Burak Erkut
Professorship of Managerial Economics, Faculty of Business and Economics, Dresden University of Technology
If you are an entrepreneur, or aim to become one, you know it already – you need a good idea, or at least know someone who has a good idea, and is willing to be part of your entrepreneurial team. Turning this idea into a business opportunity with your own capabilities, skills and talents would be great – but is that all what you need for becoming an entrepreneur?
Experts of economics and entrepreneurship spend a lot of time and effort to identify factors that can influence the competitiveness of countries and help entrepreneurs to be active and drive the economy. They either ask experts on their opinions, or use the hard facts to calculate indices – they even combine the two for giving a broader overview.
I will show you briefly, how the competitiveness of an economy also corresponds to its degree of economic freedom – and what you can learn from it as a (potential) entrepreneur, or someone who aims the entrepreneurial change. In my research, I focused on what experts think of conditions and opportunities for entrepreneurship in their own countries, and how we can guess the degree of economic freedom in a country with this information.
It is useful to reduce huge amounts of data (such as the opinion survey of experts called Global Entrepreneurship Monitor, National Experts Survey) for better interpretation. Thankfully, methods of data mining allow this to explain how economies differ from each other in terms of competitiveness. By doing this, I have find out that variation between the competitiveness of economies can be explained by two factors: The framework of entrepreneurship and competition, and the discovery of opportunities by new entrepreneurs.

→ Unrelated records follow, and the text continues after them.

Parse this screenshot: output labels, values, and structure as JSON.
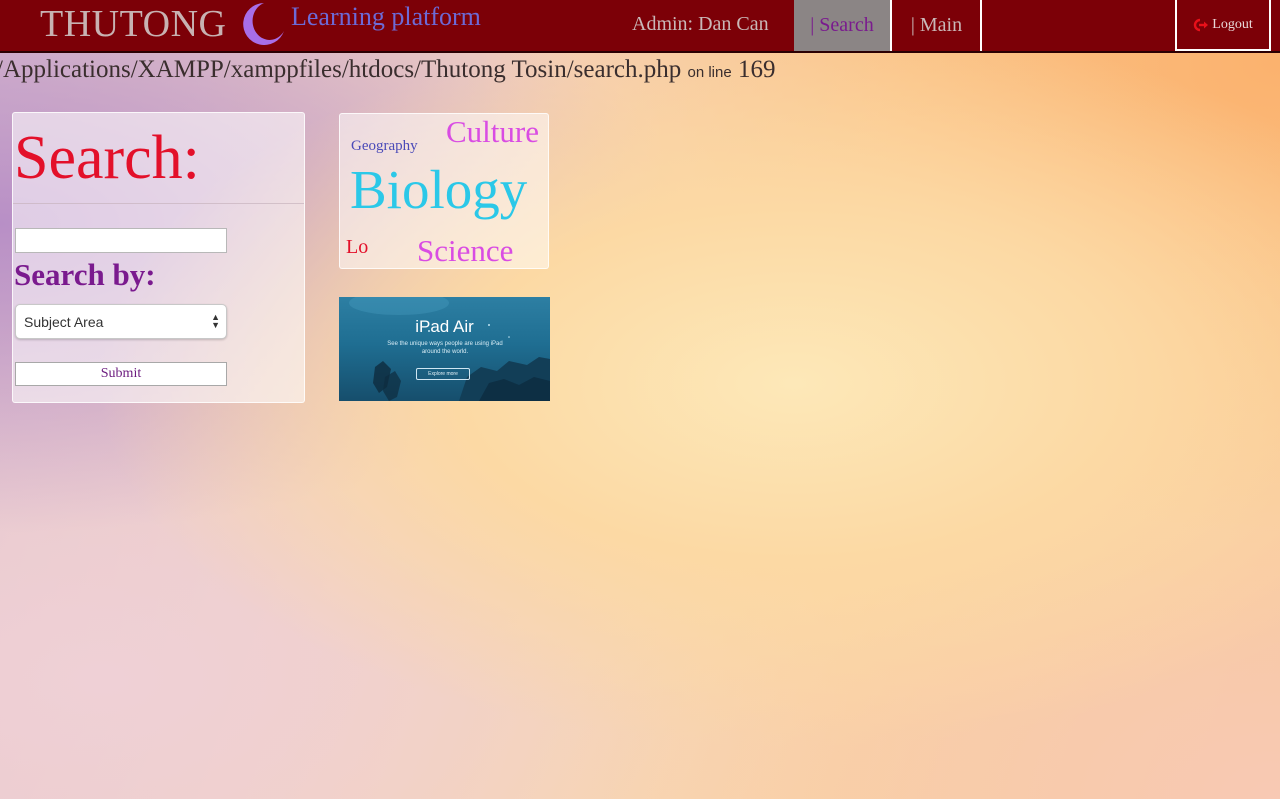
{
  "header": {
    "brand": "THUTONG",
    "subtitle": "Learning platform",
    "admin_label": "Admin: Dan Can",
    "nav": {
      "search": "| Search",
      "main": "| Main"
    },
    "logout": "Logout",
    "colors": {
      "bar": "#7c0007",
      "active_tab": "#8b8585"
    }
  },
  "error_line": {
    "path": "/Applications/XAMPP/xamppfiles/htdocs/Thutong Tosin/search.php",
    "on_line": "on line",
    "line_number": "169"
  },
  "search_panel": {
    "title": "Search:",
    "search_value": "",
    "search_by_label": "Search by:",
    "select_value": "Subject Area",
    "submit_label": "Submit"
  },
  "word_cloud": {
    "words": [
      "Geography",
      "Culture",
      "Biology",
      "Lo",
      "Science"
    ]
  },
  "ad": {
    "title": "iPad Air",
    "tagline": "See the unique ways people are using iPad around the world.",
    "cta": "Explore more"
  }
}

The second factor is straight-forward: Some economies may contain more ideas than entrepreneurs who exploit these; and NGOs, policy makers, universities as well as professional associations (can) work toward helping the potential entrepreneurs to exploit these opportunities. The so-called entrepreneurial universities can be especially useful for serving the society by offering a platform to discover entrepreneurial opportunities and build upon the necessary skills. But also sufficient debt funding and equal opportunities for men and women belong to this factor, meaning that their increase also result in an increase in the competitiveness and economic freedom of the country.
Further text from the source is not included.